Last night Lindsey and I saw Les Miserables here in Austin (with an oh-so-fancy, but crazy yummy, dinner at Torchy’s beforehand).
It was fantastic, as always. I’ve seen it in the West End in London and previously on tour and it is my favorite musical. The only other show that comes close for me is Little Shop of Horrors, but because of my relationship with the novel Les Mis is by far my favorite.
The story is a marvelous illustration of grace and legalism. Jean Valjean is shown remarkable grace by an elderly bishop who lives as true a Christian life as possibly anyone in Western literature. When he is caught stealing, instead of accusing him the bishop literally empties his silver cabinet into the hands of Valjean. This act of mercy and grace prompts Valjean to turn his life to good and live for others, most notably his adopted daughter Cosette.

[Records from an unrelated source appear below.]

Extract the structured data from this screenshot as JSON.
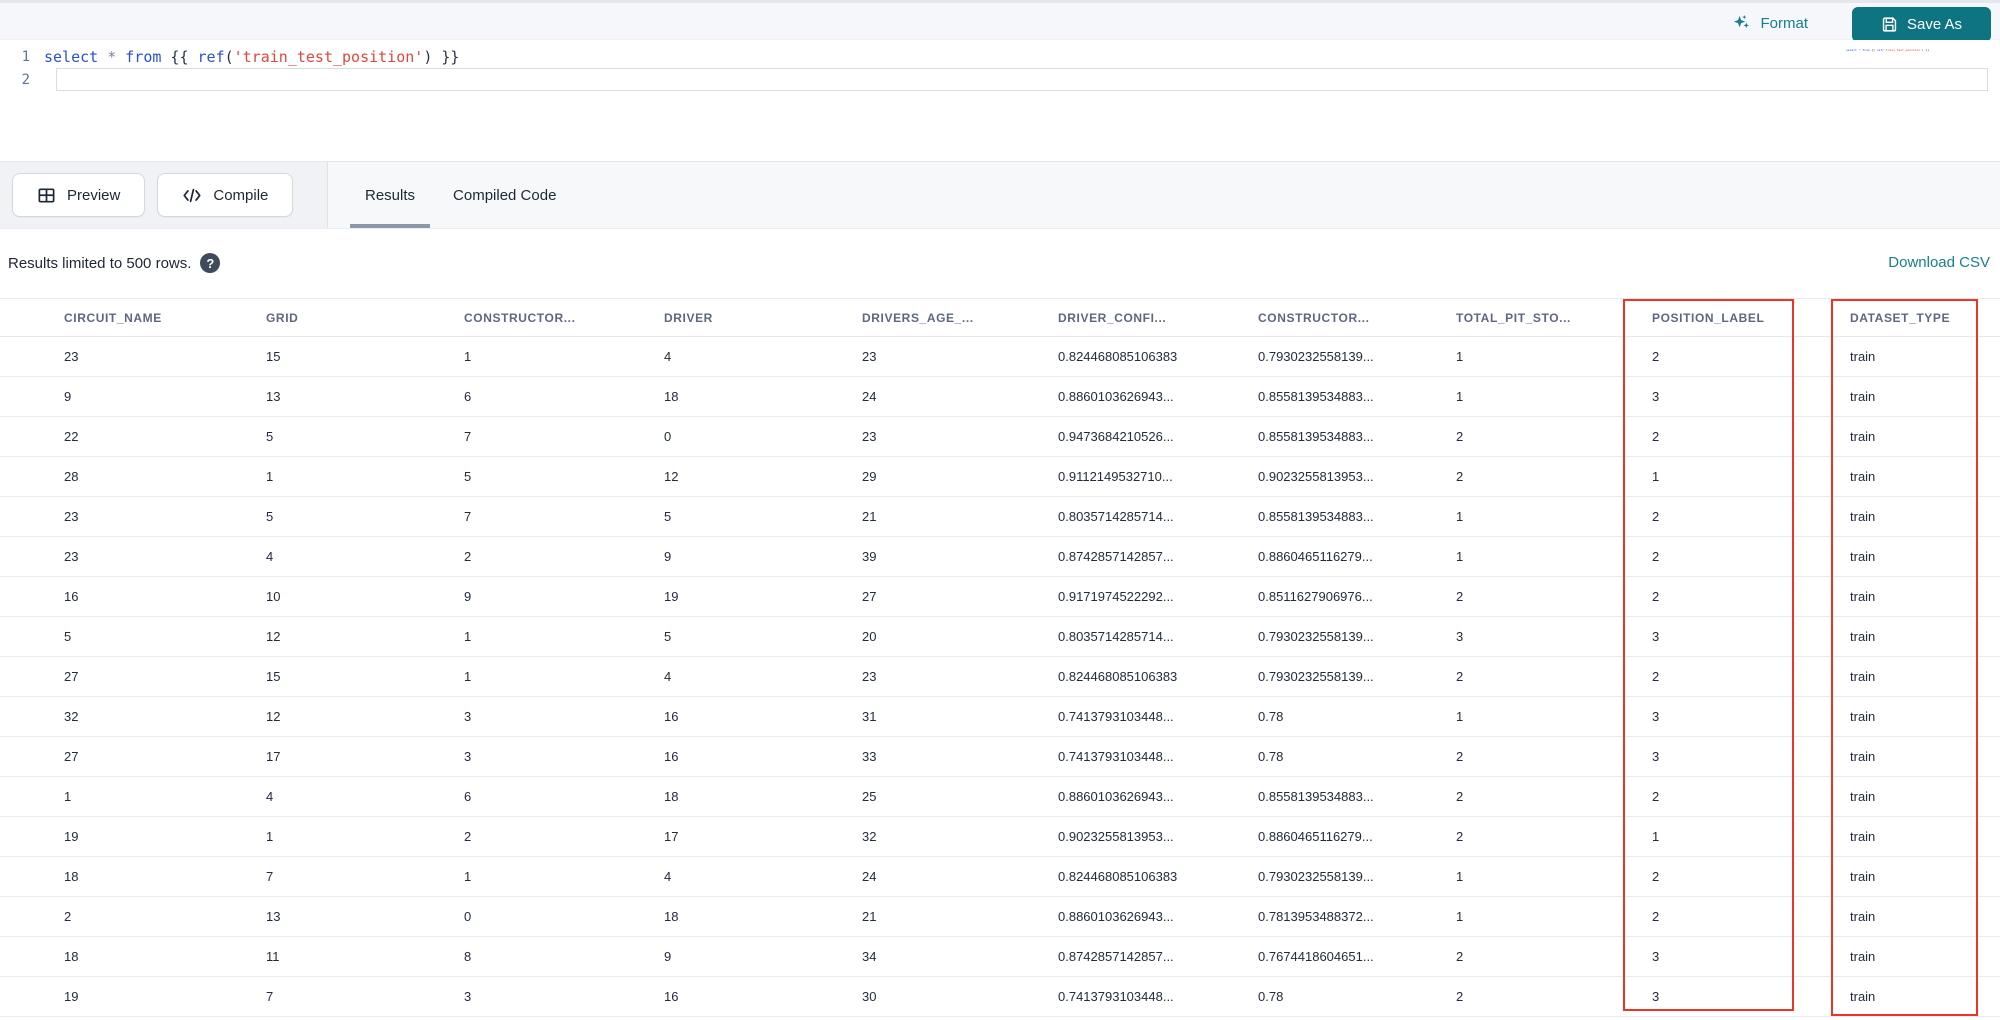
{
  "toolbar": {
    "format_label": "Format",
    "save_as_label": "Save As"
  },
  "editor": {
    "line_numbers": [
      "1",
      "2"
    ],
    "code_tokens": [
      {
        "text": "select",
        "type": "keyword"
      },
      {
        "text": " ",
        "type": "plain"
      },
      {
        "text": "*",
        "type": "operator"
      },
      {
        "text": " ",
        "type": "plain"
      },
      {
        "text": "from",
        "type": "keyword"
      },
      {
        "text": " {{ ",
        "type": "plain"
      },
      {
        "text": "ref",
        "type": "function"
      },
      {
        "text": "(",
        "type": "plain"
      },
      {
        "text": "'train_test_position'",
        "type": "string"
      },
      {
        "text": ")",
        "type": "plain"
      },
      {
        "text": " }}",
        "type": "plain"
      }
    ]
  },
  "panel": {
    "preview_label": "Preview",
    "compile_label": "Compile",
    "tabs": [
      {
        "label": "Results",
        "active": true
      },
      {
        "label": "Compiled Code",
        "active": false
      }
    ]
  },
  "results": {
    "limit_note": "Results limited to 500 rows.",
    "help_icon": "question-mark-icon",
    "download_label": "Download CSV"
  },
  "table": {
    "columns": [
      "CIRCUIT_NAME",
      "GRID",
      "CONSTRUCTOR...",
      "DRIVER",
      "DRIVERS_AGE_...",
      "DRIVER_CONFI...",
      "CONSTRUCTOR...",
      "TOTAL_PIT_STO...",
      "POSITION_LABEL",
      "DATASET_TYPE"
    ],
    "rows": [
      [
        "23",
        "15",
        "1",
        "4",
        "23",
        "0.824468085106383",
        "0.7930232558139...",
        "1",
        "2",
        "train"
      ],
      [
        "9",
        "13",
        "6",
        "18",
        "24",
        "0.8860103626943...",
        "0.8558139534883...",
        "1",
        "3",
        "train"
      ],
      [
        "22",
        "5",
        "7",
        "0",
        "23",
        "0.9473684210526...",
        "0.8558139534883...",
        "2",
        "2",
        "train"
      ],
      [
        "28",
        "1",
        "5",
        "12",
        "29",
        "0.9112149532710...",
        "0.9023255813953...",
        "2",
        "1",
        "train"
      ],
      [
        "23",
        "5",
        "7",
        "5",
        "21",
        "0.8035714285714...",
        "0.8558139534883...",
        "1",
        "2",
        "train"
      ],
      [
        "23",
        "4",
        "2",
        "9",
        "39",
        "0.8742857142857...",
        "0.8860465116279...",
        "1",
        "2",
        "train"
      ],
      [
        "16",
        "10",
        "9",
        "19",
        "27",
        "0.9171974522292...",
        "0.8511627906976...",
        "2",
        "2",
        "train"
      ],
      [
        "5",
        "12",
        "1",
        "5",
        "20",
        "0.8035714285714...",
        "0.7930232558139...",
        "3",
        "3",
        "train"
      ],
      [
        "27",
        "15",
        "1",
        "4",
        "23",
        "0.824468085106383",
        "0.7930232558139...",
        "2",
        "2",
        "train"
      ],
      [
        "32",
        "12",
        "3",
        "16",
        "31",
        "0.7413793103448...",
        "0.78",
        "1",
        "3",
        "train"
      ],
      [
        "27",
        "17",
        "3",
        "16",
        "33",
        "0.7413793103448...",
        "0.78",
        "2",
        "3",
        "train"
      ],
      [
        "1",
        "4",
        "6",
        "18",
        "25",
        "0.8860103626943...",
        "0.8558139534883...",
        "2",
        "2",
        "train"
      ],
      [
        "19",
        "1",
        "2",
        "17",
        "32",
        "0.9023255813953...",
        "0.8860465116279...",
        "2",
        "1",
        "train"
      ],
      [
        "18",
        "7",
        "1",
        "4",
        "24",
        "0.824468085106383",
        "0.7930232558139...",
        "1",
        "2",
        "train"
      ],
      [
        "2",
        "13",
        "0",
        "18",
        "21",
        "0.8860103626943...",
        "0.7813953488372...",
        "1",
        "2",
        "train"
      ],
      [
        "18",
        "11",
        "8",
        "9",
        "34",
        "0.8742857142857...",
        "0.7674418604651...",
        "2",
        "3",
        "train"
      ],
      [
        "19",
        "7",
        "3",
        "16",
        "30",
        "0.7413793103448...",
        "0.78",
        "2",
        "3",
        "train"
      ]
    ],
    "highlighted_columns": [
      "POSITION_LABEL",
      "DATASET_TYPE"
    ]
  },
  "colors": {
    "accent_teal": "#0f7482",
    "link_teal": "#178090",
    "highlight_red": "#ee3524",
    "keyword_blue": "#2950d6",
    "string_red": "#e0473c",
    "band_gray": "#f1f2f5"
  }
}
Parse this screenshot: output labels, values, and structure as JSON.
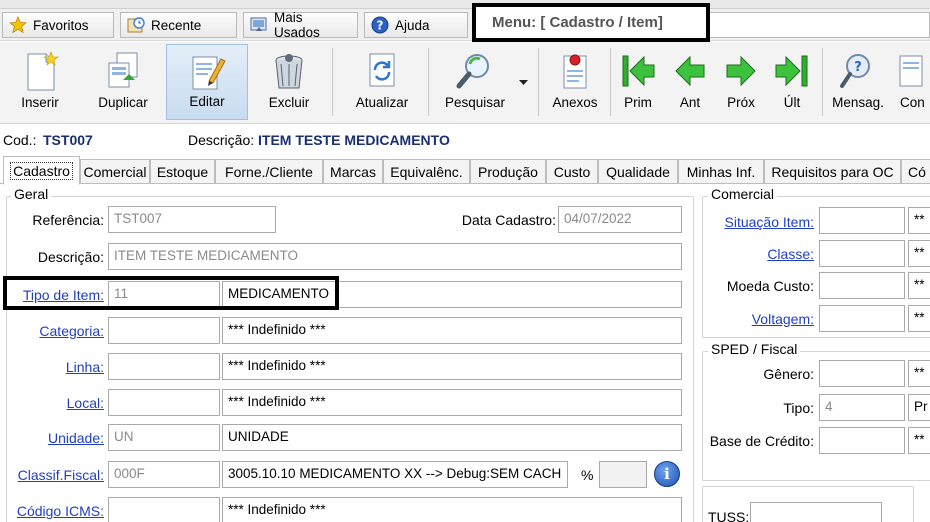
{
  "favbar": {
    "favoritos": "Favoritos",
    "recente": "Recente",
    "mais_usados": "Mais Usados",
    "ajuda": "Ajuda",
    "menu_title": "Menu: [ Cadastro / Item]"
  },
  "toolbar": {
    "inserir": "Inserir",
    "duplicar": "Duplicar",
    "editar": "Editar",
    "excluir": "Excluir",
    "atualizar": "Atualizar",
    "pesquisar": "Pesquisar",
    "anexos": "Anexos",
    "prim": "Prim",
    "ant": "Ant",
    "prox": "Próx",
    "ult": "Últ",
    "mensag": "Mensag.",
    "con": "Con"
  },
  "record": {
    "cod_label": "Cod.:",
    "cod_value": "TST007",
    "desc_label": "Descrição:",
    "desc_value": "ITEM TESTE MEDICAMENTO"
  },
  "tabs": [
    "Cadastro",
    "Comercial",
    "Estoque",
    "Forne./Cliente",
    "Marcas",
    "Equivalênc.",
    "Produção",
    "Custo",
    "Qualidade",
    "Minhas Inf.",
    "Requisitos para OC",
    "Có"
  ],
  "geral": {
    "title": "Geral",
    "referencia_label": "Referência:",
    "referencia_value": "TST007",
    "data_cadastro_label": "Data Cadastro:",
    "data_cadastro_value": "04/07/2022",
    "descricao_label": "Descrição:",
    "descricao_value": "ITEM TESTE MEDICAMENTO",
    "tipo_item_label": "Tipo de Item:",
    "tipo_item_code": "11",
    "tipo_item_desc": "MEDICAMENTO",
    "categoria_label": "Categoria:",
    "categoria_desc": "*** Indefinido ***",
    "linha_label": "Linha:",
    "linha_desc": "*** Indefinido ***",
    "local_label": "Local:",
    "local_desc": "*** Indefinido ***",
    "unidade_label": "Unidade:",
    "unidade_code": "UN",
    "unidade_desc": "UNIDADE",
    "classif_label": "Classif.Fiscal:",
    "classif_code": "000F",
    "classif_desc": "3005.10.10 MEDICAMENTO XX   --> Debug:SEM CACH",
    "percent_label": "%",
    "icms_label": "Código ICMS:",
    "icms_desc": "*** Indefinido ***"
  },
  "comercial": {
    "title": "Comercial",
    "situacao_label": "Situação Item:",
    "classe_label": "Classe:",
    "moeda_label": "Moeda Custo:",
    "voltagem_label": "Voltagem:",
    "stars": "**"
  },
  "sped": {
    "title": "SPED / Fiscal",
    "genero_label": "Gênero:",
    "tipo_label": "Tipo:",
    "tipo_value": "4",
    "tipo_desc": "Pr",
    "base_label": "Base de Crédito:",
    "stars": "**"
  },
  "tuss": {
    "label": "TUSS:"
  }
}
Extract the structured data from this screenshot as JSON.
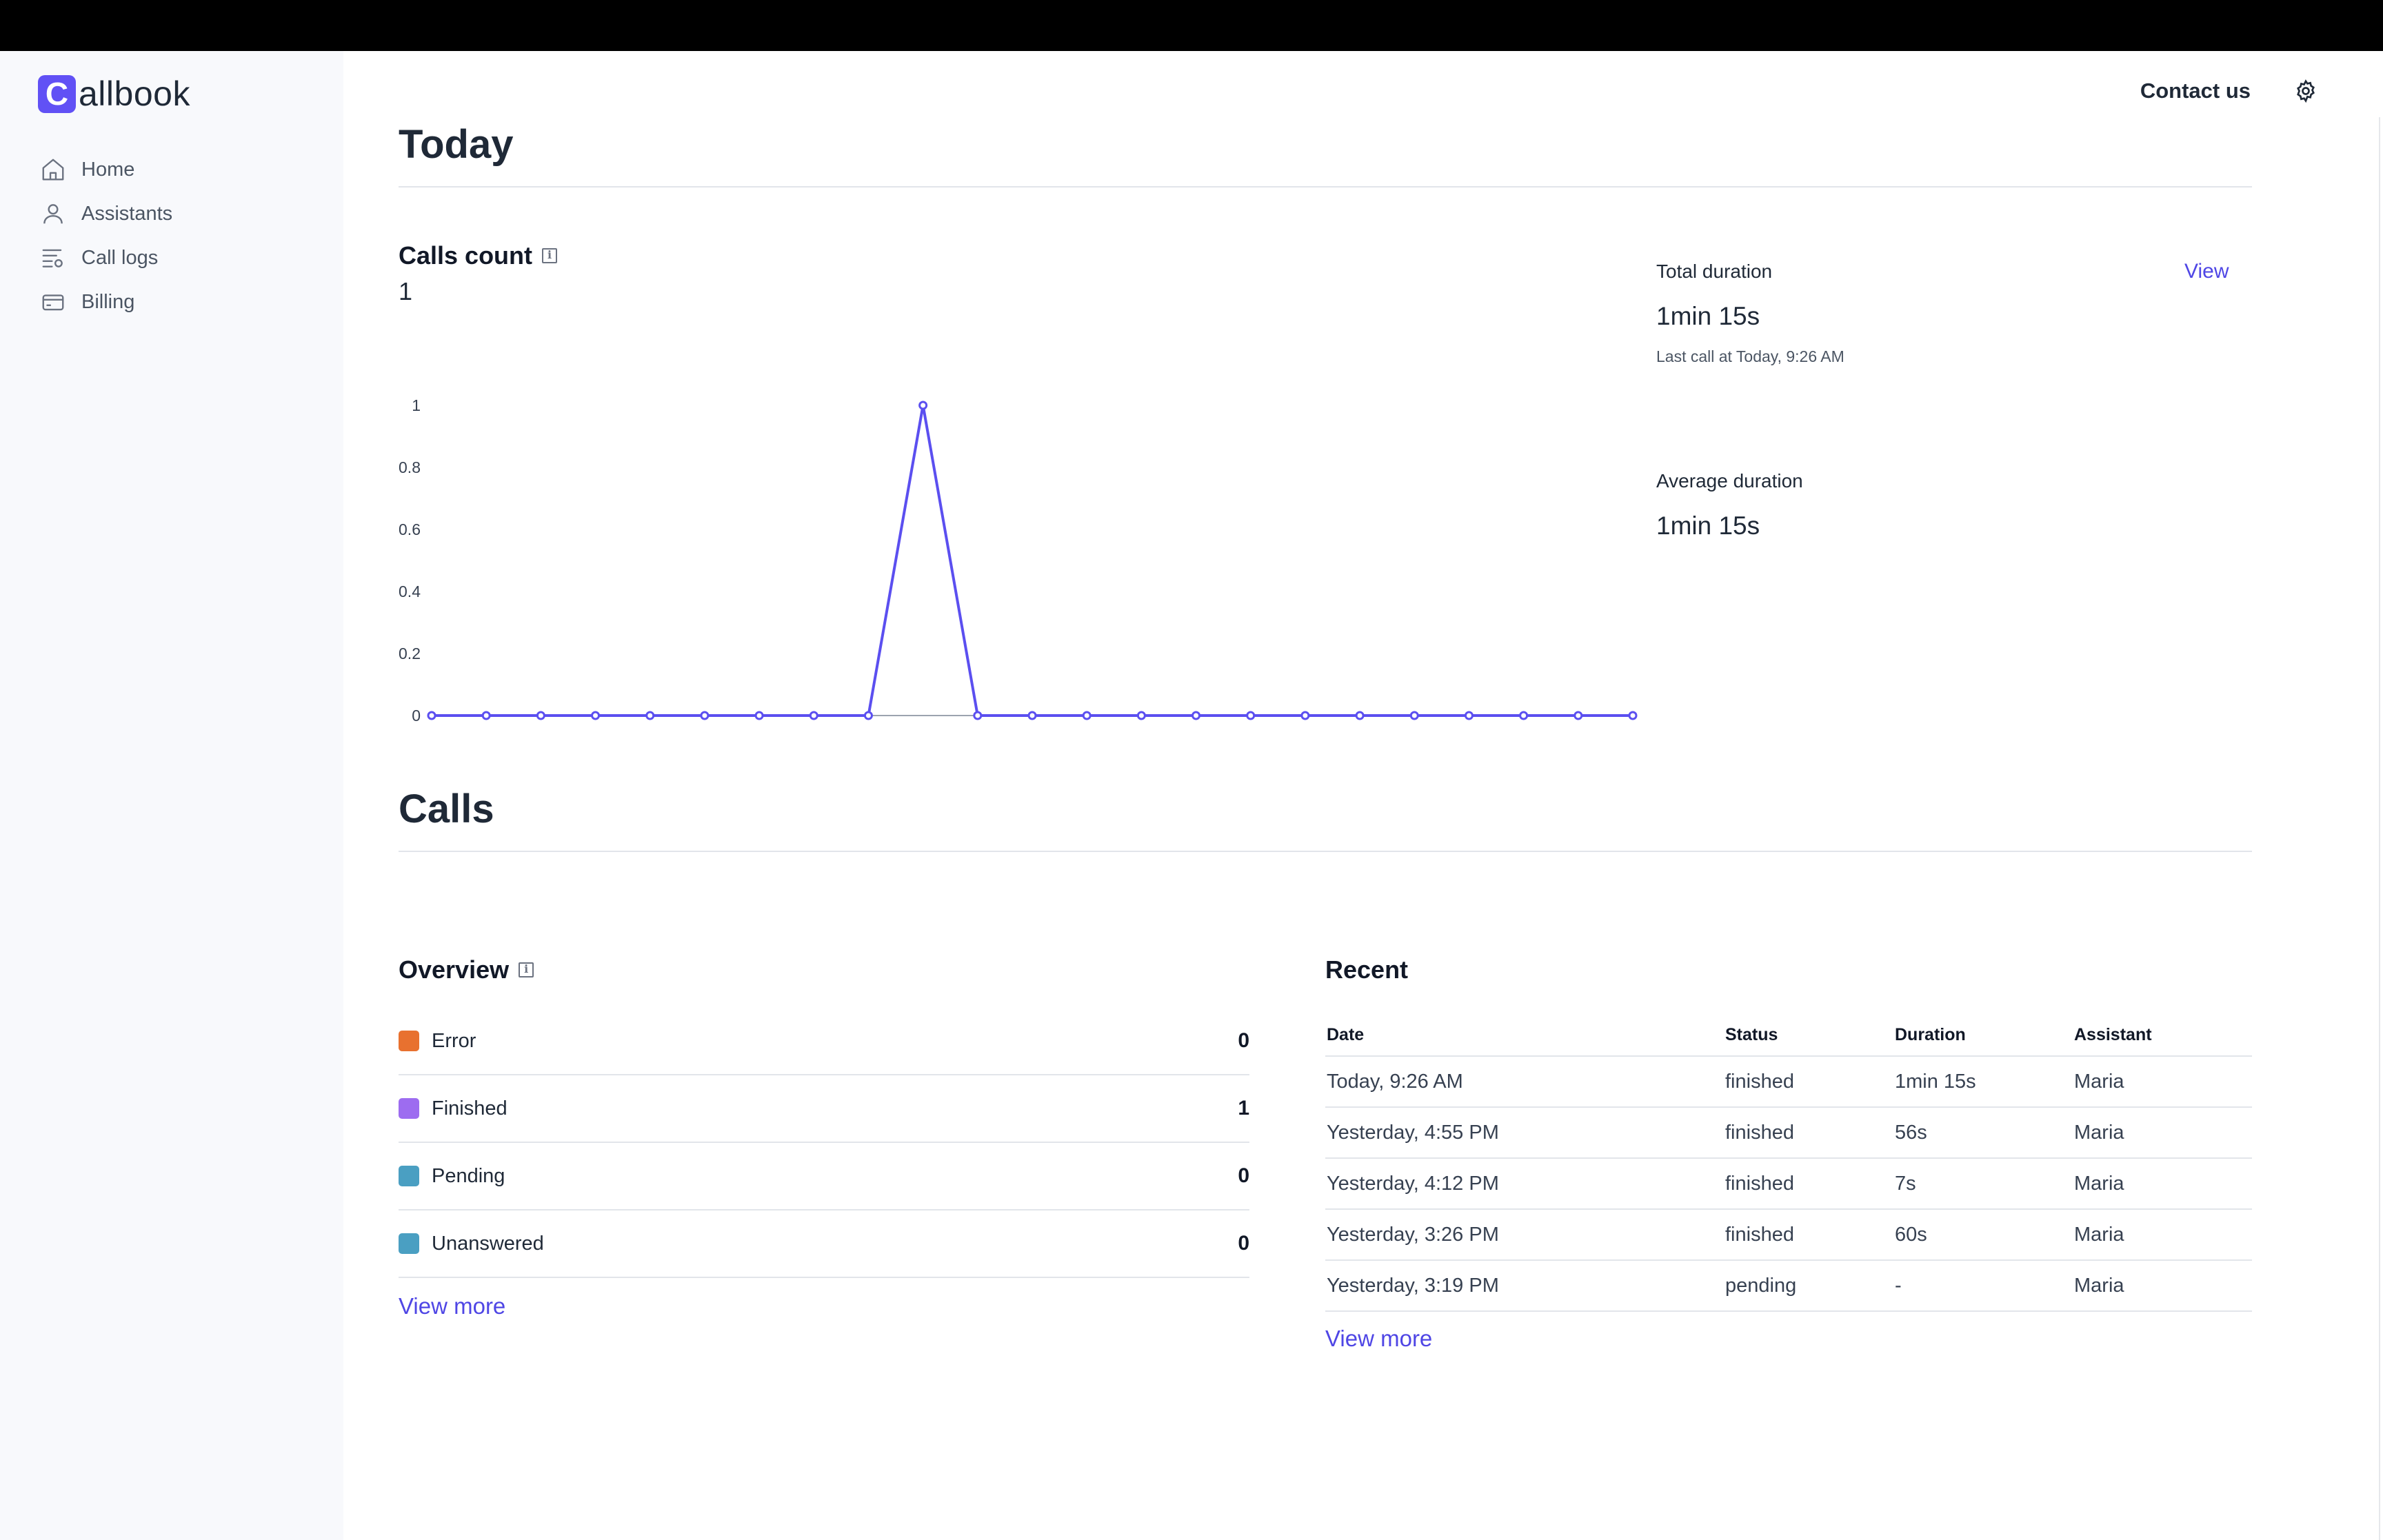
{
  "brand": {
    "mark": "C",
    "rest": "allbook"
  },
  "sidebar": {
    "items": [
      {
        "label": "Home",
        "icon": "home-icon"
      },
      {
        "label": "Assistants",
        "icon": "user-icon"
      },
      {
        "label": "Call logs",
        "icon": "call-logs-icon"
      },
      {
        "label": "Billing",
        "icon": "credit-card-icon"
      }
    ]
  },
  "header": {
    "contact": "Contact us",
    "settings_icon": "gear-icon"
  },
  "today": {
    "title": "Today",
    "calls_count": {
      "title": "Calls count",
      "value": "1"
    },
    "total_duration": {
      "label": "Total duration",
      "value": "1min 15s",
      "sub": "Last call at Today, 9:26 AM",
      "link": "View"
    },
    "average_duration": {
      "label": "Average duration",
      "value": "1min 15s"
    }
  },
  "calls": {
    "title": "Calls",
    "overview": {
      "title": "Overview",
      "rows": [
        {
          "label": "Error",
          "count": "0",
          "color": "#e8712f"
        },
        {
          "label": "Finished",
          "count": "1",
          "color": "#9d6cf0"
        },
        {
          "label": "Pending",
          "count": "0",
          "color": "#4a9fc2"
        },
        {
          "label": "Unanswered",
          "count": "0",
          "color": "#4a9fc2"
        }
      ],
      "more": "View more"
    },
    "recent": {
      "title": "Recent",
      "columns": [
        "Date",
        "Status",
        "Duration",
        "Assistant"
      ],
      "rows": [
        [
          "Today, 9:26 AM",
          "finished",
          "1min 15s",
          "Maria"
        ],
        [
          "Yesterday, 4:55 PM",
          "finished",
          "56s",
          "Maria"
        ],
        [
          "Yesterday, 4:12 PM",
          "finished",
          "7s",
          "Maria"
        ],
        [
          "Yesterday, 3:26 PM",
          "finished",
          "60s",
          "Maria"
        ],
        [
          "Yesterday, 3:19 PM",
          "pending",
          "-",
          "Maria"
        ]
      ],
      "more": "View more"
    }
  },
  "colors": {
    "accent": "#4f46e5",
    "line": "#5b4ff0",
    "brand": "#6151f5"
  },
  "chart_data": {
    "type": "line",
    "title": "Calls count",
    "x": [
      0,
      1,
      2,
      3,
      4,
      5,
      6,
      7,
      8,
      9,
      10,
      11,
      12,
      13,
      14,
      15,
      16,
      17,
      18,
      19,
      20,
      21,
      22
    ],
    "values": [
      0,
      0,
      0,
      0,
      0,
      0,
      0,
      0,
      0,
      1,
      0,
      0,
      0,
      0,
      0,
      0,
      0,
      0,
      0,
      0,
      0,
      0,
      0
    ],
    "y_ticks": [
      "0",
      "0.2",
      "0.4",
      "0.6",
      "0.8",
      "1"
    ],
    "ylim": [
      0,
      1
    ],
    "grid": false,
    "legend": "none"
  }
}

I don’t think there is a clearer picture in literature of living a life in response to the grace of Christ.
In contrast to that we have Javert, the viciously legalistic police inspector. He hunts Valjean for years, only to have his life saved by Valjean. With Javert’s life in his hands and with the ability to end his flight from the law with the quick use of the knife in his hands, Valjean shows even greater grace than he once received and lets him go. Javert cannot stand to live anymore in a world where this kind of grace exists. He is driven to suicide by the thought that a criminal could show mercy.
As Javert is about to kill himself he shows us the spite that those who love the law above grace have for those that would extend mercy:
Damned if I’ll live in the debt of a thief!
Damned if I’ll yield at the end of the chase.
I am the Law and the Law is not mocked
I’ll spit his pity right back in his face
There is nothing on earth that we share
It is either Valjean or Javert!
A world with this Jean Valjean in it is a reality he cannot face.
I love this story for so many reasons, but this dichotomy is at the heart of it. If we learn to live in grace as Jean Valjean did we can have a joyful life and a massive impact on others. Or, we can stick to legalism, clinging to rules and the “way it should be”. We wont ‘t show love or grace to those around us. Like Javert’s story, it will lead to an unhappy life and an intolerance towards true grace.
Sadly, I think there are many around us who see the world this way, I know I used to.